Heavy downpours have caused the average level of rainfall in some parts of the country to more than triple during the first few days of the Persian New Year compared to last year.

  • The International Court of Justice (ICJ) has set May 15 as the deadline for the US to give detailed accounts of its measures to lift sanctions on humanitarian supplies to the country.

The ICJ has informed the US of the deadline in a letter, Iranian legal representative at the ICJ Mohsen Mohebbi said on Saturday.

Washington is required to report to the Court about measures it was supposed to carry out regarding the ICJ’s orders with respect to the removal of Iran bans, Mohebbi said.

Back in October 2018, the ICJ ordered the United States to halt the unilateral sanctions it had re-imposed on ‘humanitarian’ supplies to Iran.

The Hague-based court, which is the principal judicial organ of the United Nations, announced its ruling on October 3 regarding the July 2018 lawsuit brought by Tehran against Washington’s decision to re-impose unilateral sanctions following the US exit from a 2015 nuclear deal between Iran and six world powers.

In a definitive victory for Tehran, the International Court of Justice ordered Washington to halt unilateral sanctions that endanger the flow of ‘humanitarian’ supplies into Iran.

The decisions of the ICJ – which rules on disputes between UN member states – are legally binding.

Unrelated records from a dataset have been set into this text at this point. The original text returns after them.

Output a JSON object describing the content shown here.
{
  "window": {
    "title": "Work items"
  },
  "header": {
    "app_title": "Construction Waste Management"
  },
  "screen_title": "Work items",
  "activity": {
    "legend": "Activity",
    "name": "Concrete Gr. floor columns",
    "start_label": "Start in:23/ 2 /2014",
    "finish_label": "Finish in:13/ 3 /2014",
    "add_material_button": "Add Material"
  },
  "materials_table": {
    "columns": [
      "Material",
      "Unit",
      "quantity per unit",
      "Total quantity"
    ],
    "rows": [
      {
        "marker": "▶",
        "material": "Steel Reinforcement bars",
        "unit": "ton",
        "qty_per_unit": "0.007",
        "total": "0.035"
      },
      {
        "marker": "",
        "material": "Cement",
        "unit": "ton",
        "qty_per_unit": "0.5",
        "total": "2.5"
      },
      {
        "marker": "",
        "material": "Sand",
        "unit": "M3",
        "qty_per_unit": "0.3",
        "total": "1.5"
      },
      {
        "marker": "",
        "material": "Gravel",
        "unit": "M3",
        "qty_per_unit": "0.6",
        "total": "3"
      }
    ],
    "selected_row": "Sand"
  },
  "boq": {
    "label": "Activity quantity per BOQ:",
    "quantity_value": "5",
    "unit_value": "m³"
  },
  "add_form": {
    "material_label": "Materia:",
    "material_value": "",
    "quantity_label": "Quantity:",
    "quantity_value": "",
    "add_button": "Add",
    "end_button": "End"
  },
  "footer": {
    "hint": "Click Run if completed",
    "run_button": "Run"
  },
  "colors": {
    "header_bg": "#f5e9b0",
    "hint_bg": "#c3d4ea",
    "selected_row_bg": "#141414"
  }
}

The ruling requires Washington to allow supply of medicine and medical devices, food and agricultural goods and airplane parts, which directly deal with human lives, according to Iranian Foreign Ministry Spokesman Bahram Qassem.

Iran’s lawsuit argued that the sanctions violate the terms of the 1955 Treaty of Amity between Iran and the US, which the latter cancelled following the October ruling.

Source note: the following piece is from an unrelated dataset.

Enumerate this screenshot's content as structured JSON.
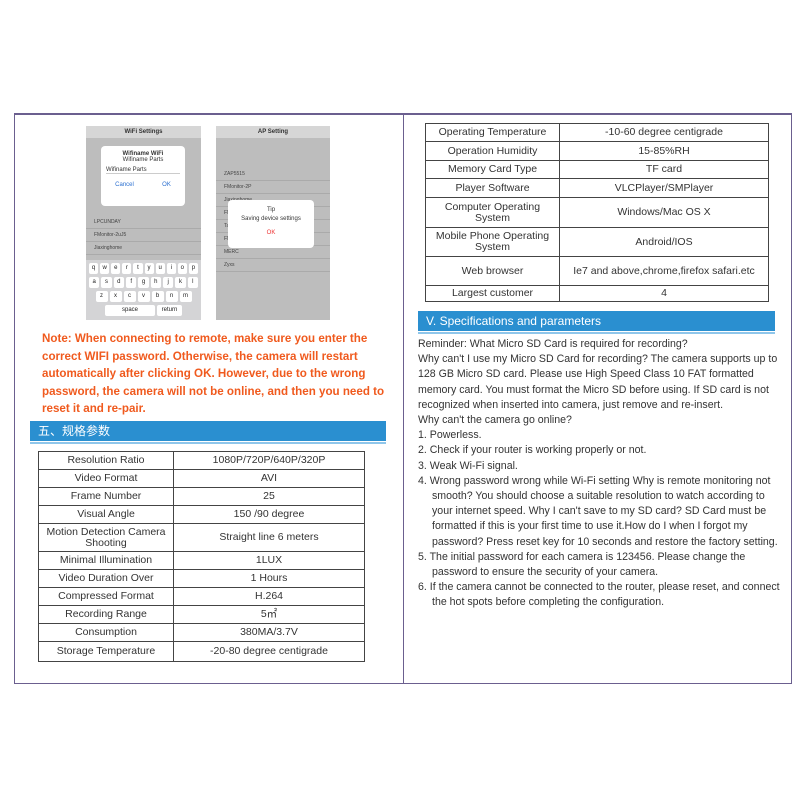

The US claims it has formally exempted humanitarian supplies, but banks and financial institutions refuse to process Iran-related transactions for fear of provoking US sanctions.

  • Iran has welcomed a final statement by the Arab League summit of leaders in Tunisia endorsing Syria’s sovereignty over the Israeli-occupied Golan Heights.

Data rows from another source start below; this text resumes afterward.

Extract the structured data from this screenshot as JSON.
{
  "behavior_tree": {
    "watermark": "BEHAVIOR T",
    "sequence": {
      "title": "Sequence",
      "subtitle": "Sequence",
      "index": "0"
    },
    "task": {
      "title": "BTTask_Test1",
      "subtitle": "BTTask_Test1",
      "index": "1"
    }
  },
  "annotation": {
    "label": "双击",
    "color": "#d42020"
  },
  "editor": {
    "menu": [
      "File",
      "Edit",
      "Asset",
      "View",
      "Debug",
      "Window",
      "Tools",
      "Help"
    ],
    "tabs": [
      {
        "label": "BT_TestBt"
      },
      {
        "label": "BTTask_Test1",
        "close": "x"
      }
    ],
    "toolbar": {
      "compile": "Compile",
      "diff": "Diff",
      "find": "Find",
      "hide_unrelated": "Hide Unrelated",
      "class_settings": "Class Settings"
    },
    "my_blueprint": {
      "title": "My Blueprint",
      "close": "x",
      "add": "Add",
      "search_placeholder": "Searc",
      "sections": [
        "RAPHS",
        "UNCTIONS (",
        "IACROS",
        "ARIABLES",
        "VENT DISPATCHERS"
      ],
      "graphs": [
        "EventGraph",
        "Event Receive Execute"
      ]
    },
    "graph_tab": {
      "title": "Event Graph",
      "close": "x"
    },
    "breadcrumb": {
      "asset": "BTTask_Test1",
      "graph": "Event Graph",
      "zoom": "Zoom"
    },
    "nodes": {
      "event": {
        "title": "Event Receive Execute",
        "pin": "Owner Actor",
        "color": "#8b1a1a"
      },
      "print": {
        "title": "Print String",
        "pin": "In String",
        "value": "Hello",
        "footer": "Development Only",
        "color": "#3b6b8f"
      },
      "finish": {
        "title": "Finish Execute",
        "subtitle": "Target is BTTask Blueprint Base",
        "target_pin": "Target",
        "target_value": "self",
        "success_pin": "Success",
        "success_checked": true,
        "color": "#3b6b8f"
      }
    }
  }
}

Iranian Foreign Ministry Spokesman Bahram Qassemi said on Sunday that the Arab League’s move to support Syria’s territorial integrity on the occupied Golan Heights was a ‘positive and promising’ step in the face of efforts by the United States to legitimise Israel’s occupation of the area.

‘We believe that the Muslim world should continue to prioritise the issue of the occupation of the Arab-Muslim lands by the illegitimate Israeli regime,’ said Qassemi in a statement.

The comments come amid an international uproar about US President Donald Trump’s provocative decision to recognise ‘Israeli sovereignty’ over Syria’s Golan Heights.

In 1967, Israel waged a full-scale war against Arab territories, during which it occupied some two-thirds of Syria’s Golan Heights and annexed the region four years later, a move never recognised by the international community.

Tunisia says it will coordinate with other Arab countries against the US decision to recognise ‘Israeli sovereignty’ over Syria’s Golan Heights.

Qassemi further criticised parts of the final statement of the Arab League summit which claimed Iran was interfering in the internal affairs of the Arab nations.

He also condemned claims in the statement which expressed doubts about Iran’s sovereignty on the three islands of Abu Musa, Greater Tunb and Lesser Tunb, located in the Persian Gulf.

‘We strongly reject and condemn wrong and baseless claims on our country’s interference in the internal affairs of Arab countries as well as claims on Iran’s three islands,’ said the Iranian official, adding that Iran’s permanent policy was to refrain from meddling in the internal affairs of its neighbours.

Iran has repeatedly rejected claims by the United Arab Emirates about the three Iranian islands, saying that they are an ‘inseparable’ part of Iran.